Jacinto do Prado Coelho escreveu em “‘História’ e ‘discurso’ n’Os Lusíadas” (Ao


Contrário de Penélope, Lisboa, Bertrand, 1976) que

A estética do veraz e do conciso, assim altivamente, polemicamente


defendida n’Os Lusíadas, podemos considerá-la como expressão dum
momento cultural em que o Homem já não se sente mero joguete das forças
naturais, antes ganhou consciência de que, observando-as, estudando-as, e
mercê também de tenacidade e ousadia, é capaz de as dominar e dirigir: o
‘bicho da Terra’ ameaça ultrapassar os deuses. (p. 88).
[...]
o poeta empenha-se em agir, pelo canto, no ânimo dos seus compatriotas;
coloca-se, pelo discurso épico, na esfera do “mundo comentado”. (p. 90).
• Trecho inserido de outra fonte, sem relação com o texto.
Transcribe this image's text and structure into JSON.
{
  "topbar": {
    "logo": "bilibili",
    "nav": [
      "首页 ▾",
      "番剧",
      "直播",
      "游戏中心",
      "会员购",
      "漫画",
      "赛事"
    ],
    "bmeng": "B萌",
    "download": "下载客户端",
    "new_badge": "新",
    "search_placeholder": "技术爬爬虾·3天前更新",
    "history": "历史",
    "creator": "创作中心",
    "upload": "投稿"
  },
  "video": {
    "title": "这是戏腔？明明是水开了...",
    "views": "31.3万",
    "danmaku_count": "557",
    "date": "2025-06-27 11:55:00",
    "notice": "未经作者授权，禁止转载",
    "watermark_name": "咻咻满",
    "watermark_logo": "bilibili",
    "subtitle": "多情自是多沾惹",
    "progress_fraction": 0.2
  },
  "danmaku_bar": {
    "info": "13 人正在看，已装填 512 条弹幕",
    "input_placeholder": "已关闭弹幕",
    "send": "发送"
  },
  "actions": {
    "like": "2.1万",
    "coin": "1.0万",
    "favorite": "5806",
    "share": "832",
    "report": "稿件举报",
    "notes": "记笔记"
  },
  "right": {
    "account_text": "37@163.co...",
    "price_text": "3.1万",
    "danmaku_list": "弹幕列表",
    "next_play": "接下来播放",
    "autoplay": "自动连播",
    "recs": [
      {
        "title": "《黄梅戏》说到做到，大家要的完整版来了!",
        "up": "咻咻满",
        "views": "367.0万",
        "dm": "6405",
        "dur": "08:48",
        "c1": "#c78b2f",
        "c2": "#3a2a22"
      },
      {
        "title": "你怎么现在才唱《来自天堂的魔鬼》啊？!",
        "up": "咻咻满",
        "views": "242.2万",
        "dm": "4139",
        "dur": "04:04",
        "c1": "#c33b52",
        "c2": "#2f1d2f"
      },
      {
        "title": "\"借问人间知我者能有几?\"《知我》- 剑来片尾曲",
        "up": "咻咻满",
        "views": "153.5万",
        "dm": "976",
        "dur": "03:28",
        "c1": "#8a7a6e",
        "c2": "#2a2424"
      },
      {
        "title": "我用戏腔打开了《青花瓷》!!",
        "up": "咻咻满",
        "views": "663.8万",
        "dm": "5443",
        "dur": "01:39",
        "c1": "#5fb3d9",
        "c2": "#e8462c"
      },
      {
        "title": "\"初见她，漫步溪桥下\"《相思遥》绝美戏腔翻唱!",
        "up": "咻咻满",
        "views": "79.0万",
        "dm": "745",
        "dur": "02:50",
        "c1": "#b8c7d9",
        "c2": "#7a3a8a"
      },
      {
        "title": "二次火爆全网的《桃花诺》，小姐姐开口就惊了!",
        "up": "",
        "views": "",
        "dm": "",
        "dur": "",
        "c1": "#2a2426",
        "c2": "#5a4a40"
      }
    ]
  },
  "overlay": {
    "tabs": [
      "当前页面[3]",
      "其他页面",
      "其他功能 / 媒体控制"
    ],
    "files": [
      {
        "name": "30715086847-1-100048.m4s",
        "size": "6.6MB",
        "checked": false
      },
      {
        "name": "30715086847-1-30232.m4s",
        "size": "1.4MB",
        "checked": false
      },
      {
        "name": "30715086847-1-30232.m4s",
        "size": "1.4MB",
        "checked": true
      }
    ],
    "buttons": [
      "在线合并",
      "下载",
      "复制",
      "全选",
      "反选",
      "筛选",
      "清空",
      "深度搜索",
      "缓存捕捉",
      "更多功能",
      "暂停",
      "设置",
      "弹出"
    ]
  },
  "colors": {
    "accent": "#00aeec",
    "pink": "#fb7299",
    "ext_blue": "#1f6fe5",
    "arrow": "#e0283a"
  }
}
Explique essas passagens relacionando uma a outra bem como aos versos que seguem:

Vereis amor da pátria, não movido


Do prêmio vil, mas alto e quase eterno,
Que não é prêmio vil ser conhecido
Por um pregão do ninho meu paterno,
Ouvi: vereis o nome engrandecido
Daqueles de quem sois senhor supremo,
E julgareis qual é mais excelente,
Se ser do mundo Rei, se de tal gente. (Canto I, est. 10).

[...]
Já neste tempo o lúcido planeta
Que as horas vai do dia distinguindo
Chegava à desejada e lenta meta,
A luz celeste às gentes encobrindo,
E da casa marítima secreta
Lhe estava o Deus Noturno a porta abrindo,
Quando as infidas gentes se chegaram
Às naus, que pouco havia que ancoraram. (Os Lusíadas, Canto II, est. 1).

b) Em seguida, diga de que modo o conteúdo delas se opõe a este trecho da “fala” do
Velho do Restelo:
Ó glória de mandar, ó vã cobiça
Desta vaidade a quem chamamos Fama! (Fama: personificação de vaidade)
Ó fraudulento gosto, que se atiça
C’uma aura popular, que honra se chama!
Que castigo tamanho e que justiça
Fazes no peito vão que muito te ama!
Que mortes, que perigos, que tormentas,
Que crueldades neles experimentas!” (Canto IV, est. 95).